In an 1859 issue a commentator goes into the steam explosion that killed six men on the first voyage of Isambard Kingdom Brunel's flawed masterpiece, the Great Eastern. The Great Eastern was the largest ship ever built when launched in 1858, and her size was only surpassed in 1899. I used to live on the Isle of Dogs in London, and near to my flat were massive hunks of timber that had once formed part of the slipway of this gigantic ship.
I had heard of this explosion, but had never read a first-hand account of it. Some of the language used in the report is fascinating. For example, the following description describes the design flaw that was the main cause of the disaster. Imagine it being read by an irate Victorian man; there is a certain magic to it that is rarely present in reports nowadays.
But we were told there was a safety-valve to this heater, and that the cock leading to it was shut. A cock leading to a safety-valve! an instrument which being ignorantly turned by a man could defeat the functions of the very device intended to circumvent the forgetfulness and unreliability of man! The very existence of such an arrangement was barbarous.It continues, stating that there were other flaws:
Even had the most extraordinary vigilance been exercised, an ignorant stoker had it in his power, by the simple turning of a cock, to blow up the ship.Basically, the explosion occurred because steam pressure built up in an enclosed space. That space had a safety valve, but before that there was also a stop-cock. Close the stop-cock, and the safety valve would not work, allowing pressure to build up. Other failures meant that even if the safety valve cock had been open, an explosion could have occurred at any time. It is strange that after 150 years reports on engineering failures often have the same tone: disbelief that the engineers had not thought of something that is obvious with hindsight.
Six men died in the accident. Brunel himself died from the effects of a stroke a few days later. The Great Eastern itself was a failure; it really only achieved success as a transatlantic cable layer. It was too grand a vision; it pushed the limits of engineering too far. Yet for those very reasons I will always have a soft spot for her.
Brunel had built two earlier great ships; the Great Western (1837) and the Great Britain (1843).
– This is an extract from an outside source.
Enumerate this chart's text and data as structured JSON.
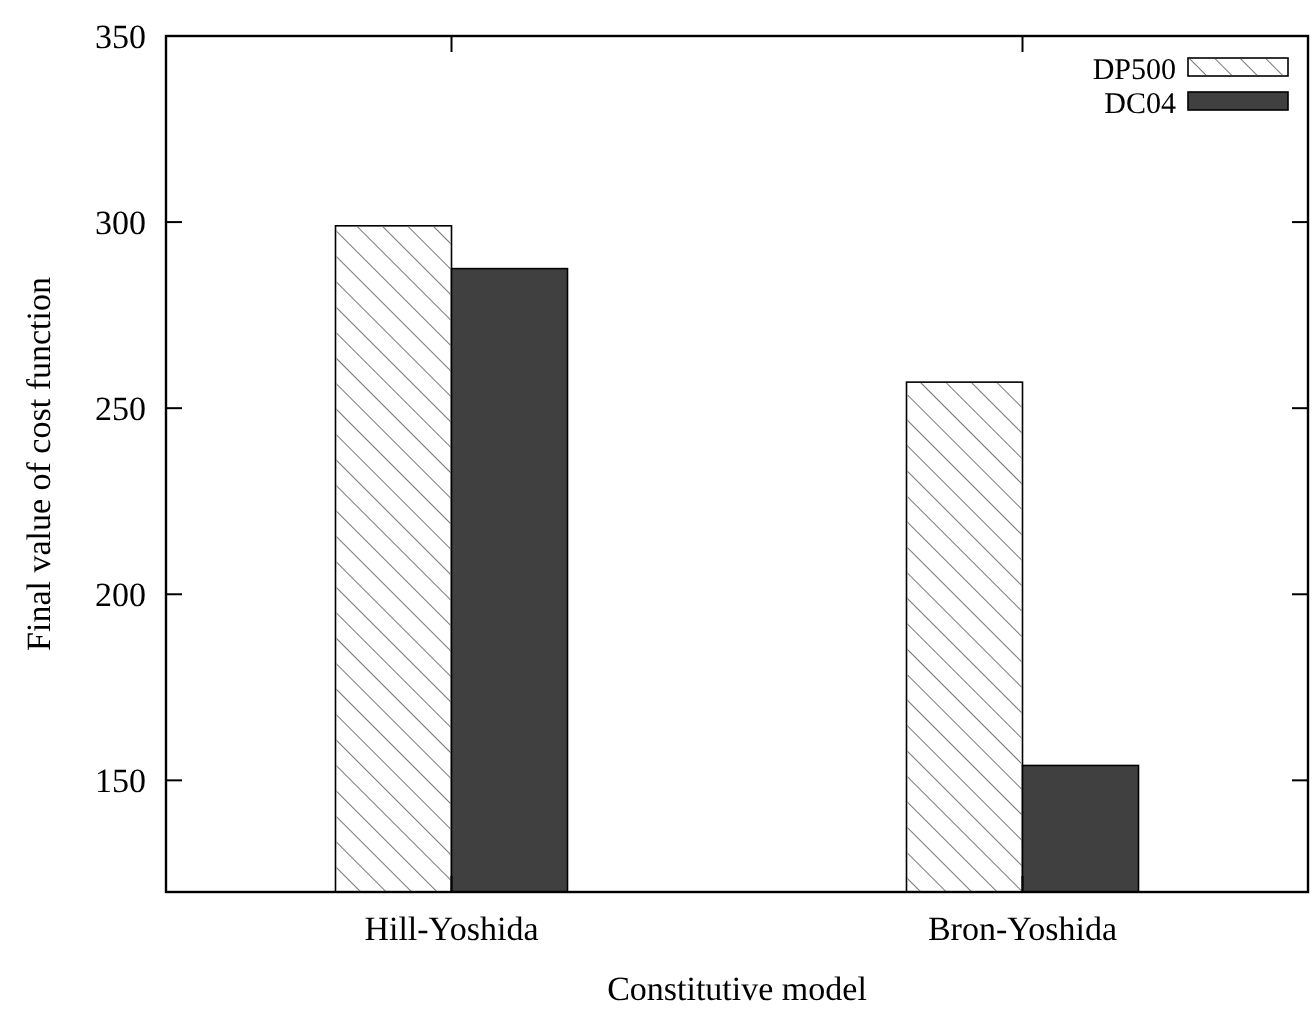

All three ships were innovative; The Great Western was the first purpose-built transatlantic steamship; the Great Britain was the first ocean-going ship to have an iron hull and a screw propeller, it was also the largest vessel afloat when launched; and the Great Eastern was simply gigantic.
By a fantastic quirk of fate the Great Britain is still in existence. It spent 84 years as a hulk in the Falkland Islands before being brought back to the UK on a barge in 1970. It has now been cosmetically repaired, and sits magnificently in her original dry dock in Bristol. The award-winning museum is excellent, and is well worth a visit. The picture to the left shows her in her dry dock; it is difficult to get an image that adequately conveys her scale.
One of the fascinating things about the Great Britain is the way she was on the cusp of change; the change from wooden-hulled to iron-hulled ships; from sail to steam; and from paddle wheels to screw propeller. It took a visionary like Brunel to fit all of these together into one ship.